North Carolina and other Southern states need to quickly do more to improve K-12 education as the number of “disadvantaged students” increases in the region’s public schools, according to a new report.
“Accelerating the Pace: The Future of Education in the American South,” a report released Tuesday, found that student achievement has increased significantly overall in the South in the past several decades. But the report found that Southern states must deal with historic inequities in education – student performance varies widely by race and income – that hold back many parts of the region.
To improve education, the report found that states need to get the South’s finest to become teachers, give students the support they need, strengthen students’ ability to go to college or get a job after high school and match resources with students’ needs.
“We can’t ignore the fact that the South and North Carolina lag behind the rest of the nation in school funding,” said Keith Poston, president and executive director of the Public School Forum of North Carolina, a nonpartisan advocate for better schools. “It shows up in many ways.”
The report from the Columbia Group, a network of seven Southern nonprofit organizations that includes the Public School Forum, also includes polling data of registered voters. The first annual Education Poll of the South found strong support from voters to improve the state of K-12 education in the region.
The poll found that 85 percent of voters say states should take action to correct differences in the quality of education within the state, and 84 percent say their states should adjust school funding to ensure greater fairness between wealthy and poor communities. The percentages were even higher to both questions for voters from North Carolina.
“In North Carolina, this is a critical time to talk about school funding as the General Assembly begins its work on possibly overhauling school funding,” Poston said.
The report provides common ground across the political spectrum on issues such as improving teacher recruitment efforts and looking at how schools are funded and how money is spent, according to Terry Stoops, vice president of research for the John Locke Foundation.
“This is a report that those on the left and the right will be receptive to,” he said.
Last year, members of the Columbia Group came together to commission the poll and to make a new call for improving education in the South.
The report found that improving education will require addressing how some achievement gaps have worsened in the South. For instance, the gaps widened for North Carolina students from low-income families in national fourth- and eighth-grade tests.
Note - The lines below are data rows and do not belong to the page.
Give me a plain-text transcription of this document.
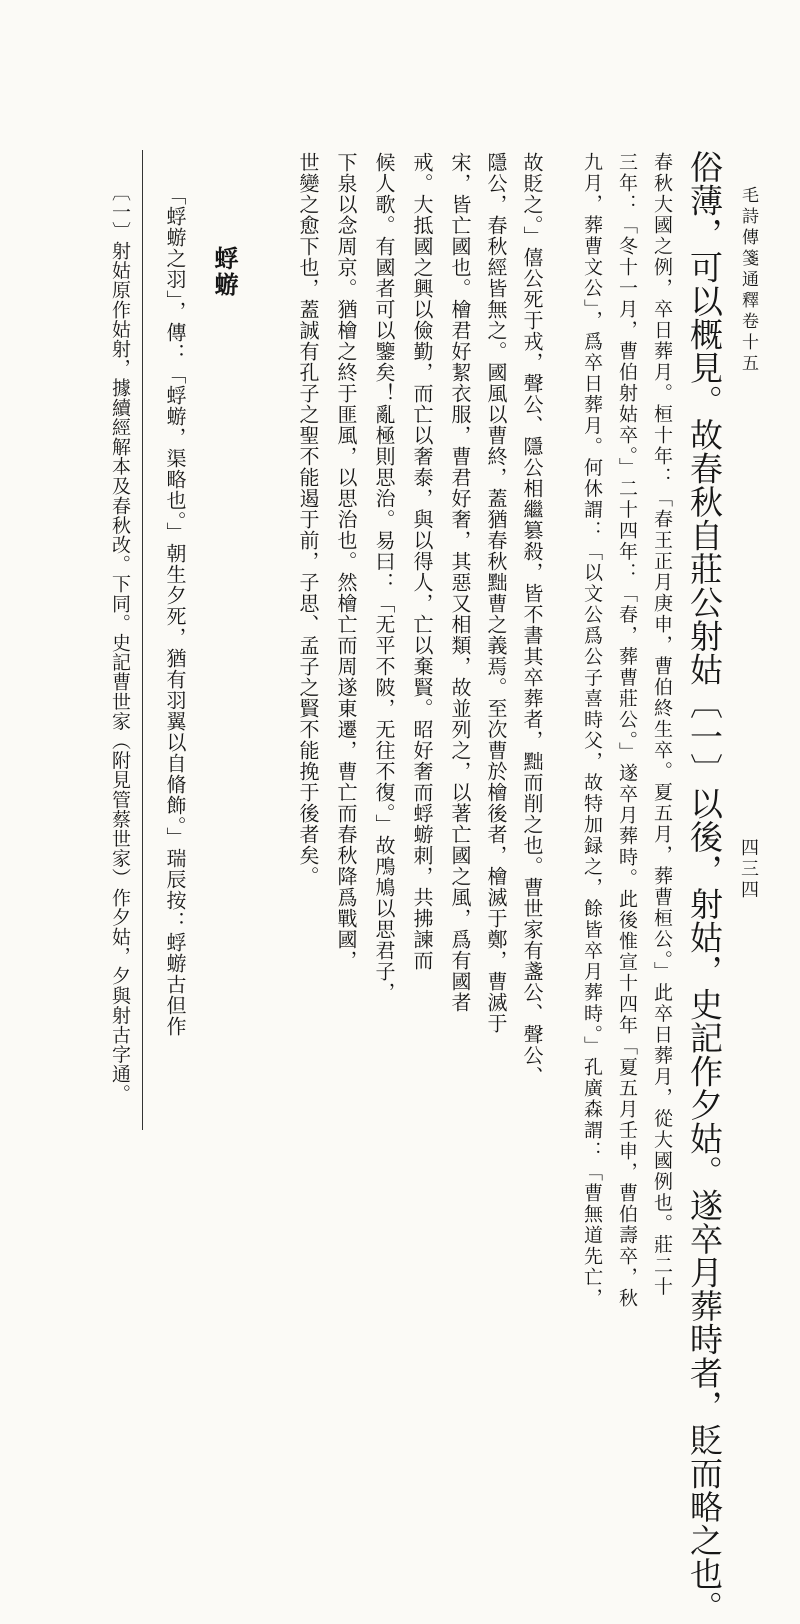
毛詩傳箋通釋卷十五
四三四
俗薄，可以概見。故春秋自莊公射姑〔一〕以後，射姑，史記作夕姑。遂卒月葬時者，貶而略之也。
春秋大國之例，卒日葬月。桓十年：「春王正月庚申，曹伯終生卒。夏五月，葬曹桓公。」此卒日葬月，從大國例也。莊二十
三年：「冬十一月，曹伯射姑卒。」二十四年：「春，葬曹莊公。」遂卒月葬時。此後惟宣十四年「夏五月壬申，曹伯壽卒，秋
九月，葬曹文公」，爲卒日葬月。何休謂：「以文公爲公子喜時父，故特加録之，餘皆卒月葬時。」孔廣森謂：「曹無道先亡，
故貶之。」僖公死于戎，聲公、隱公相繼篡殺，皆不書其卒葬者，黜而削之也。曹世家有盞公、聲公、
隱公，春秋經皆無之。國風以曹終，蓋猶春秋黜曹之義焉。至次曹於檜後者，檜滅于鄭，曹滅于
宋，皆亡國也。檜君好絜衣服，曹君好奢，其惡又相類，故並列之，以著亡國之風，爲有國者
戒。大抵國之興以儉勤，而亡以奢泰，與以得人，亡以棄賢。昭好奢而蜉蝣刺，共拂諫而
候人歌。有國者可以鑒矣！亂極則思治。易曰：「无平不陂，无往不復。」故鳲鳩以思君子，
下泉以念周京。猶檜之終于匪風，以思治也。然檜亡而周遂東遷，曹亡而春秋降爲戰國，
世變之愈下也，蓋誠有孔子之聖不能遏于前，子思、孟子之賢不能挽于後者矣。
蜉蝣
「蜉蝣之羽」，傳：「蜉蝣，渠略也。」朝生夕死，猶有羽翼以自脩飾。」瑞辰按：蜉蝣古但作
〔一〕射姑原作姑射，據續經解本及春秋改。下同。史記曹世家（附見管蔡世家）作夕姑，夕與射古字通。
Some gaps also widened among the state’s black and Hispanic students.
“North Carolina has certainly been a leader in the last 20 to 30 years, but there are states making bigger gains right now,” Poston said. “Tennessee has been making some achievement gains in recent years, but all of us are seeing issues where gaps with lower-income students are widening.”
One way to help close the gaps, according to the report, is to help children get off to a good start. But the report noted that only 22 percent of North Carolina 4-year-olds were enrolled in state pre-kindergarten programs in 2016. North Carolina also ranked 33rd nationally in the Annie E. Casey Foundation’s annual KIDS Count report, which covers different indicators of children’s health.
Addressing the achievement gaps, the report found, also will require Southern states to deal with an increasingly diverse student population. The report called on states to look at school discipline practices in light of how black students are suspended at much higher rates than other groups.
There’s a “real crisis” in terms of how North Carolina schools are much more likely to suspend or expel black students than white students for the same offenses, according to Poston.
“When it’s something cut and dried like bringing a weapon, or having drugs, or fighting, there’s almost no difference in terms of punishment between black and white students,” Poston said. “But where there’s subjectivity entered into the process (such as for insubordination), black students are treated much more harshly.”
The report says states need to find enough resources to serve each child. While more money alone isn’t the answer, the report says “limited resources clearly hamper some students’ educational opportunities.”
In North Carolina, the report says the state’s school funding system “worked well for years, but demographics of the state’s children have changed dramatically, and larger counties are growing in population rapidly while rural areas are losing population.”
Poston said the level of funding affects which teachers are retained, what classes are offered and the quality of the spaces where children go to school.
The report mirrors some of the concerns that the Public School Forum recently cited in its list of the top 10 education issues for 2018.
Poston said the report and the poll should show state lawmakers that public support for public schools crosses party lines.
“I hope that legislators and other policymakers would see this report as proof that investing in education is good politics,” he said.
Stoops of the Locke Foundation said he wished the report had included information about how any reform efforts will be challenged by the need to pay for unfunded pension liabilities and rising health insurance costs.
Stoops said he also wished the report had talked about how charter schools can help with efforts to raise student achievement. Charter schools are taxpayer-funded public schools that are exempt from some of the regulations that traditional public schools must follow.
“There really is a role for the charter schools in moving education in the South forward,” Stoops said.
The report and complete poll results can be found online at www.acceleratingthepace.org.